A bicycle ride through the city streets of downtown Detroit can provide a suddenly refreshing perspective on life in a religious house of formation. The sidewalks are populated by a thousand different sets of eyes, all with the exact same ultimate vocation resting behind them. “And the master said to the servant, ‘Go out to the highways and hedges, and compel people to come in, that my house may be filled’” (Luke 14:23). A spin along the concrete under towering buildings and past crowded stores can make me realize the joy I have in being so close to the place of true rest. Through its catechism program, the parish extends an invitation to those city streets, inviting His little ones to find shelter in the home of all goodness.
A recent Catholic philosopher has said that the heart of all philosophic and human questioning lies in the question, “Am I loved?” That is, after every question is answered, the human person still lacks what is essential to him if he does not know that God is love. This is the basic news that the children who come to the parish’s catechism program thirst to have echoing in their hearts and minds. Like all the places where SOLT serves, Detroit is a city with many difficulties and one which offers many false idols to its people. For children growing up there, love can become questionable amidst all of the human fallenness. The catechism program boasts 600 students coming from the public schools and many of them from difficult backgrounds, living in largely low-income urban areas. For many of them, the catechism program is the only place where it is clearly proclaimed what the calling of their heart is truly for: love, which is a person, Jesus Christ.

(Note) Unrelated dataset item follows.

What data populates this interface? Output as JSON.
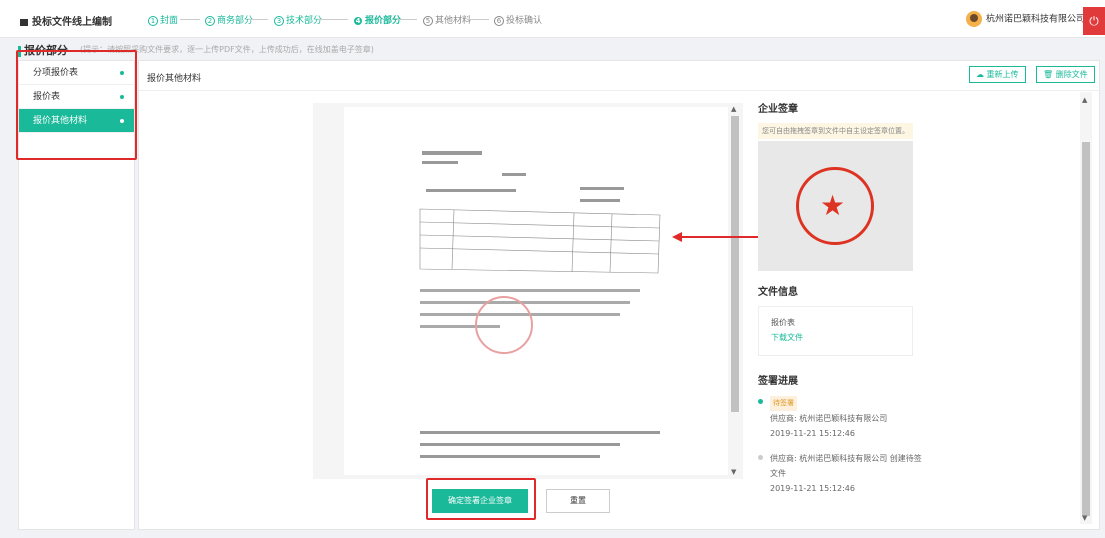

As the brothers and I served in the program this semester, and while not every encounter has flashed with the clear recognition of faith, for each of us there have been more seeds of hope than can be counted. We return from this retreat to our daily rhythm of prayer as a house, and these seeds are prayed into sprouting. It is the beauty of a vocation as a friend of the Bridegroom, to go out to the highways and seek to fill His house, by means hidden as well as visible. This coming spring, I hope to take many more bike rides as the weather warms, energized by stops for espresso and a budding hope to plant new seeds.